With nominations now closed for the General Election on July 4, and the atmosphere of politics across the UK and at the Senedd becoming increasingly febrile, one of the candidates in the Monmouthshire Constituency has issued an appeal for calm and reasoned debate, as urged by the Jo Cox Foundation.

Welsh Liberal Democrat candidate, William Powell, has given his backing to the Jo Cox Foundation 'Civility Pledge' in his campaign for Monmouthshire - and has urged his rivals to do the same.

Mr Powell commented:  'In recent years, notably since the advent of Brexit, Donald Trump and with increasing levels of political interference from Vladimir Putin and other foreign actors, our politics have become increasingly embittered.'

'This relates not only to social media and campaign literature, but also to the shrill tone of voice often heard and the implied violence and intimidation in  what passes for political debate.' 

On two occasions in the last eight years this "hate speak' had spilt over into lethal violence, with the cold blooded murder of former Labour MP, Jo Cox at the hands of a right wing extremist, and the assassination of Conservative MP, Sir David Amess, by an Islamist terrorist.
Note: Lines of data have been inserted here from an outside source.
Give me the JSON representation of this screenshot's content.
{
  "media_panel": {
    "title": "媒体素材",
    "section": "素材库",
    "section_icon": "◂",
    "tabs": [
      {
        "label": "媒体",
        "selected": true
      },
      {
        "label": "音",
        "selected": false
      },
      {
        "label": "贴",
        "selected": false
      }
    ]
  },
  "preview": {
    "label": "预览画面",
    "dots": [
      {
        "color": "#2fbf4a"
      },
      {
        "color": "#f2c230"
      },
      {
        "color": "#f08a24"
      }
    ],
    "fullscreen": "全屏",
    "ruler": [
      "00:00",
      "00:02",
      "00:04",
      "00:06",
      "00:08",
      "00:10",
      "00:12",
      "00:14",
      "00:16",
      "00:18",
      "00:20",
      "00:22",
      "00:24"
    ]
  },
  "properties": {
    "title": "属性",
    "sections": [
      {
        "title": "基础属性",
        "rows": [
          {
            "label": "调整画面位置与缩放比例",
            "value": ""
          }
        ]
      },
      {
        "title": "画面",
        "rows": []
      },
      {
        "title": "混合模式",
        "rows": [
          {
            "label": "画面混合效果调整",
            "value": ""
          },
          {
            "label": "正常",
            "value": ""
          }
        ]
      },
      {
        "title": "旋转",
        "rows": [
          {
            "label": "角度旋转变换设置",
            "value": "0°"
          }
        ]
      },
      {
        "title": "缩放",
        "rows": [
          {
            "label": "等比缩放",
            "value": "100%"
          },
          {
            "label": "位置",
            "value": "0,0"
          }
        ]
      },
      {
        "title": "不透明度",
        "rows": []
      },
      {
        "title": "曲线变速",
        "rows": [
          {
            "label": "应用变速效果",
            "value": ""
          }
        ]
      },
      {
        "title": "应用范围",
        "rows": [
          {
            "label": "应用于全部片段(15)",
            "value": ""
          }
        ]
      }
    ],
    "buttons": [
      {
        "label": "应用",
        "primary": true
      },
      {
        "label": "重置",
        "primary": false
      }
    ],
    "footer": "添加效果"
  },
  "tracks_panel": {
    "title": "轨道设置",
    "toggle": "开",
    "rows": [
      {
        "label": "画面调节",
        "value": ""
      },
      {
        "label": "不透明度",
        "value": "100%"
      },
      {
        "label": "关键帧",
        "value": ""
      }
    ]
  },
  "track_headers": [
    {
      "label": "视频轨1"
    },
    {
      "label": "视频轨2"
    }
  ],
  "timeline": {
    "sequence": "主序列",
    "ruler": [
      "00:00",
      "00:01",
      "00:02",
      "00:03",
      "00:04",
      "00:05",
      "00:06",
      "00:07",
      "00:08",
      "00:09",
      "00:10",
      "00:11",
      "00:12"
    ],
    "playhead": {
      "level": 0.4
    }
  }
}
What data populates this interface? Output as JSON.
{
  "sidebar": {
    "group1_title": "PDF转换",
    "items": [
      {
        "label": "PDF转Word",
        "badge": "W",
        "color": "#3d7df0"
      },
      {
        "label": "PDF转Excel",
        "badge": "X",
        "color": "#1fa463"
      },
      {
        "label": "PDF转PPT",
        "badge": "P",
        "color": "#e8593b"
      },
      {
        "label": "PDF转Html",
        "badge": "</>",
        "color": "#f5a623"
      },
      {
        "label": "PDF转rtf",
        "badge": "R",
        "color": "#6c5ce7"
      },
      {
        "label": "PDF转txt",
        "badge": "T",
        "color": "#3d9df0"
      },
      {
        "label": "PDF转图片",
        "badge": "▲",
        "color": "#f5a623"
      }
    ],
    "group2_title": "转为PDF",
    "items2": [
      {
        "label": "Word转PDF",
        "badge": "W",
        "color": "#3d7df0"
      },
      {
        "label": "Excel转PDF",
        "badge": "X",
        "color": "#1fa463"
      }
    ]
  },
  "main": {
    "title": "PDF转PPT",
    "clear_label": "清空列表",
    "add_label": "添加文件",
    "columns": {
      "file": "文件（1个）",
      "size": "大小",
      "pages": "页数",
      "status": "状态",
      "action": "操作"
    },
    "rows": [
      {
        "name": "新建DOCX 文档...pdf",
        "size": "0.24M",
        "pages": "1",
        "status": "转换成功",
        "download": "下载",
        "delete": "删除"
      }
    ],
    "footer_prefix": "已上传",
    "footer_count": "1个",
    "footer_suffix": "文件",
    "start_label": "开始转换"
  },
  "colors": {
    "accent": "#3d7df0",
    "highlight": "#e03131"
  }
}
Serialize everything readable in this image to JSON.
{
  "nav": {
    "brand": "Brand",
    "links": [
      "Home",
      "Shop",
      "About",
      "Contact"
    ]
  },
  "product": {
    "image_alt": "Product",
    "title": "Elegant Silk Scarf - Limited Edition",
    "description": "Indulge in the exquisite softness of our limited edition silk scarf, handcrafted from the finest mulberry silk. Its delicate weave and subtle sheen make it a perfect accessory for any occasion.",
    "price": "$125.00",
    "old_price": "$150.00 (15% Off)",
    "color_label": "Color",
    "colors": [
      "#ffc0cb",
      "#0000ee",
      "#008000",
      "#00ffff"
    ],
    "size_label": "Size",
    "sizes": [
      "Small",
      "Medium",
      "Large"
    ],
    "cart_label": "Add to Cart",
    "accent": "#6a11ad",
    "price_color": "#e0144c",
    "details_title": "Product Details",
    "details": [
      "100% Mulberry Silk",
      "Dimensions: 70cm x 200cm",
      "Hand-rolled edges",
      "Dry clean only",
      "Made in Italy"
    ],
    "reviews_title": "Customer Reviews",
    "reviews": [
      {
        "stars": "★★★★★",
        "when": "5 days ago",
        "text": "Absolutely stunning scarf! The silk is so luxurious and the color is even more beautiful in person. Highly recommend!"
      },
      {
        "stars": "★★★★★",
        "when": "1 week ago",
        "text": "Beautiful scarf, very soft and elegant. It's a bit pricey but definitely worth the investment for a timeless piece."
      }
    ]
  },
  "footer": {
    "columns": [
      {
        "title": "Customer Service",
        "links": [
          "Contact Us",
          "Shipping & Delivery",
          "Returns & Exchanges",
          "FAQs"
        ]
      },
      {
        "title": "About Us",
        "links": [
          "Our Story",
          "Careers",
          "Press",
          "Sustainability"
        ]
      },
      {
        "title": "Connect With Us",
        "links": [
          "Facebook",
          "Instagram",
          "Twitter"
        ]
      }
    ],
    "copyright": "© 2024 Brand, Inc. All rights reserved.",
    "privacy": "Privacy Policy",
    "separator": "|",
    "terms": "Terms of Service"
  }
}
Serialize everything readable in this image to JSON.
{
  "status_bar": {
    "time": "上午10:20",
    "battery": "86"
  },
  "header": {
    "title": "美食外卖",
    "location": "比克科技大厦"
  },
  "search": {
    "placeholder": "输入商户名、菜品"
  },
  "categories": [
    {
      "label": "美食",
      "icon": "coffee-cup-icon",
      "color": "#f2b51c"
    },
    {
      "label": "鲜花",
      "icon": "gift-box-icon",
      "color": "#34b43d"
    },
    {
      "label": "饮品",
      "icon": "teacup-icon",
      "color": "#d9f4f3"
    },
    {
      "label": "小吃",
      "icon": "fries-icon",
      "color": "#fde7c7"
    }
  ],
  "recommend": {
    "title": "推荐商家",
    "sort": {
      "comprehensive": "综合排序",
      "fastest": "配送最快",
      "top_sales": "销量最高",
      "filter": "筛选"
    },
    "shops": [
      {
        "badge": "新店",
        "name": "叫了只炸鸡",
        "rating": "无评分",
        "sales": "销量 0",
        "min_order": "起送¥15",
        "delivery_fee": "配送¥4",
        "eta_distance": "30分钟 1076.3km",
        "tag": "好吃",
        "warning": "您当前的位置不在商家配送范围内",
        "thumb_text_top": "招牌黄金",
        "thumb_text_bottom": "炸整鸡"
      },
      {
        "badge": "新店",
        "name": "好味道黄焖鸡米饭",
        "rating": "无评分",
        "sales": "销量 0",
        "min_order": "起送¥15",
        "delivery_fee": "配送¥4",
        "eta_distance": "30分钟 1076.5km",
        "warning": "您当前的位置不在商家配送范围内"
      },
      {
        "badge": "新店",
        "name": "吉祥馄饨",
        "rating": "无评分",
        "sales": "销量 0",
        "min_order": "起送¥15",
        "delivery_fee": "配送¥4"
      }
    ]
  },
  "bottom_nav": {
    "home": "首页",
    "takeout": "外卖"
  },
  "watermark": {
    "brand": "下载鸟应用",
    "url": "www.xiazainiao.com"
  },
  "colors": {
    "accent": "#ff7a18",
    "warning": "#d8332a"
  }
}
William Powell has signed the 3 point pledge, promoted by the Jo Cox Foundation, established in memory of the Labour MP, following her murder in 2016. He has also written to fellow candidates, urging them also to sign the Civility Pledge to show that disagreements can be handled without resorting to abuse. This modelling of good behaviour by elected politicians is one of the key recommendations from the Jo Cox Civility Commission. By debating with civility and respecting the views of others, the Jo Cox Foundation believes that a more positive and constructive political climate is possible.

'I knew Jo Cox, then Jo Leadbetter and met Sir David Amess. Their violent deaths are a stark reminder that we need to listen to and hear our opponents and, at all costs, we need to dial down the rhetoric, and cut out talk of "scalps" and "decapitation". Only by doing that - and by learning to "disagree well" - can we mend our broken system and restore trust and hope in politics."